She looked up at his face with a plastered smile, sniffing the cologne in his chest hair. Fingering his scapular, she said, “I had hoped, sir, you wouldn't go churchy on me.”

He removed the cloth medallion, hanging from his neck by a satin thong, and let her hold it. She took it as though it were a shrunken head.

“Oh Danny, you worry me with this stuff.”

“Chaplain at Safford handed them out like suckers.”

“That explains how you got it. Not why you wear it.”

On one side, assuming the foreground, was the picture of an arch-backed man, bound to a cross. Christ Crucified predominated the background, wreathed in purplish storm clouds and attended by disciples. On the reverse side, the inscription read: “Jesus, remember me when you enter upon your reign. Luke 23:42.”

“St. Dismas,” Abatangelo explained.

“There's a saint named Dismal?”

“Dismas,” he corrected. “The Good Thief.”

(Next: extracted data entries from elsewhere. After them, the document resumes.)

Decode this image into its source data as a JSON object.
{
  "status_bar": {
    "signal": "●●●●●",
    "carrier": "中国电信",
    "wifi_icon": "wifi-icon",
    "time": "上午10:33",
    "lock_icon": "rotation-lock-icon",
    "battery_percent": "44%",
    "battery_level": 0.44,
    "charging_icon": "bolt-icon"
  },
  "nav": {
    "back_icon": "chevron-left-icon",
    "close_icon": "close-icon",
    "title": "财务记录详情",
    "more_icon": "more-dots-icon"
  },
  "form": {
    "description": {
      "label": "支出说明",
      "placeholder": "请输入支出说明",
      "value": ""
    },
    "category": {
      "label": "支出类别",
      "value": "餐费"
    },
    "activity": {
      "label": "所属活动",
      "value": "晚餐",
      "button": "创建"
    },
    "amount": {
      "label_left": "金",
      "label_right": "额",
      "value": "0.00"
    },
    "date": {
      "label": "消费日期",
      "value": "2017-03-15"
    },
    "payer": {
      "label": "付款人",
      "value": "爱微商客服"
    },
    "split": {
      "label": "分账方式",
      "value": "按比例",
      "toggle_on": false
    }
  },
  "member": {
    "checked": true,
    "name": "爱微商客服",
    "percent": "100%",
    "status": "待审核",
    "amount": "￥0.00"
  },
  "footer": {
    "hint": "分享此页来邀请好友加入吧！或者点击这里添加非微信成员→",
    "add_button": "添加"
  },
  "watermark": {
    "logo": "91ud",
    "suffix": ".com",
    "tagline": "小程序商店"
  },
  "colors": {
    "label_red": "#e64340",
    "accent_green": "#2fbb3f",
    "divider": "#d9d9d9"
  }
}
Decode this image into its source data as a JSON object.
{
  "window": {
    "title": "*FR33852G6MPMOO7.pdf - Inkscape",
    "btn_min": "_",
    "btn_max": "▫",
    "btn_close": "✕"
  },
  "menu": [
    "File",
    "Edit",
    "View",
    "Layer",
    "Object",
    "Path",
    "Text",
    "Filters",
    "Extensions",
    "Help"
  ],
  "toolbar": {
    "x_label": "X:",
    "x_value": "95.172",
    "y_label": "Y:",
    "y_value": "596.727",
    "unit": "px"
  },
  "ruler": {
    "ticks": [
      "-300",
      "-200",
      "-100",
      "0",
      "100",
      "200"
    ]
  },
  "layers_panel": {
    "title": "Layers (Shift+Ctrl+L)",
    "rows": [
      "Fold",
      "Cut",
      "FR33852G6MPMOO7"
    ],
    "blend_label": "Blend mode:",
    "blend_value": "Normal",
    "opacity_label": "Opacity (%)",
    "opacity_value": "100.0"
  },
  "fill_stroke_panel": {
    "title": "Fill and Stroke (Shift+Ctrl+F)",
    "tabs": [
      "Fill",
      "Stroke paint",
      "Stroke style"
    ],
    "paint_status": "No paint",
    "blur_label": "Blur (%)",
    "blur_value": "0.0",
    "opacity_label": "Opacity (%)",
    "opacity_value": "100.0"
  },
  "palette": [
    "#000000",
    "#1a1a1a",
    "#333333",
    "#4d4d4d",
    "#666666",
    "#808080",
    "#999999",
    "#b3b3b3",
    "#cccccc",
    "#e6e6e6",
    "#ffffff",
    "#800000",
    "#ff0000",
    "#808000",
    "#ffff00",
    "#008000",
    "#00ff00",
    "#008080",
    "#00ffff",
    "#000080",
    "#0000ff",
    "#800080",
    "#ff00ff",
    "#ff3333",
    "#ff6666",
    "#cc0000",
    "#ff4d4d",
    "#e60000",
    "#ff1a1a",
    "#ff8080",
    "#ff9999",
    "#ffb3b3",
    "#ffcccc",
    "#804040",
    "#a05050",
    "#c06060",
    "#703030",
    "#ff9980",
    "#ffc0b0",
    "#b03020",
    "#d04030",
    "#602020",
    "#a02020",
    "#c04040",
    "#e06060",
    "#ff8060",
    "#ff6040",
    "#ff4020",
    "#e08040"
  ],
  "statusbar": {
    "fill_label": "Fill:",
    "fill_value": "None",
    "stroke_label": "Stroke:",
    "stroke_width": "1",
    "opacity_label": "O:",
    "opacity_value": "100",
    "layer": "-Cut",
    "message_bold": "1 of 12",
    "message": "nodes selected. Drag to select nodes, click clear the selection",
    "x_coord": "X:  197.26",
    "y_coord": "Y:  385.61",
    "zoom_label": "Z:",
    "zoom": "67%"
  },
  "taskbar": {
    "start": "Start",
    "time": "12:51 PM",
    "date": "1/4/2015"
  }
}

Shel fingered it a moment longer then handed it back. “The guilty are so sentimental.”

Morning had come. The curtains flared with light. Abatangelo retrieved another bottle of vodka from the kitchen, this one warm, so he brought ice back with him, too. He filled both their glasses. Shel set her cheek on her knee, watching him.

“In all the time you were gone, all those years,” she said, “a day didn't go by that something didn't come up. Some little thing, you know? A smell. A voice somewhere. Reminding me of you. I began to think I'd never forget you. And I needed to. Sometimes. You understand?”

A hint of relief, even joy, flickered beyond the heartbreak, like a promise. It showed in her eyes, her smile. Abatangelo waved a fly from his glass. “I came as fast as I could,” he said.

She laughed softly. “Not fast enough. Sorry.”

They stared themselves into self-consciousness. Then, gently, she leaned forward and kissed him on the mouth.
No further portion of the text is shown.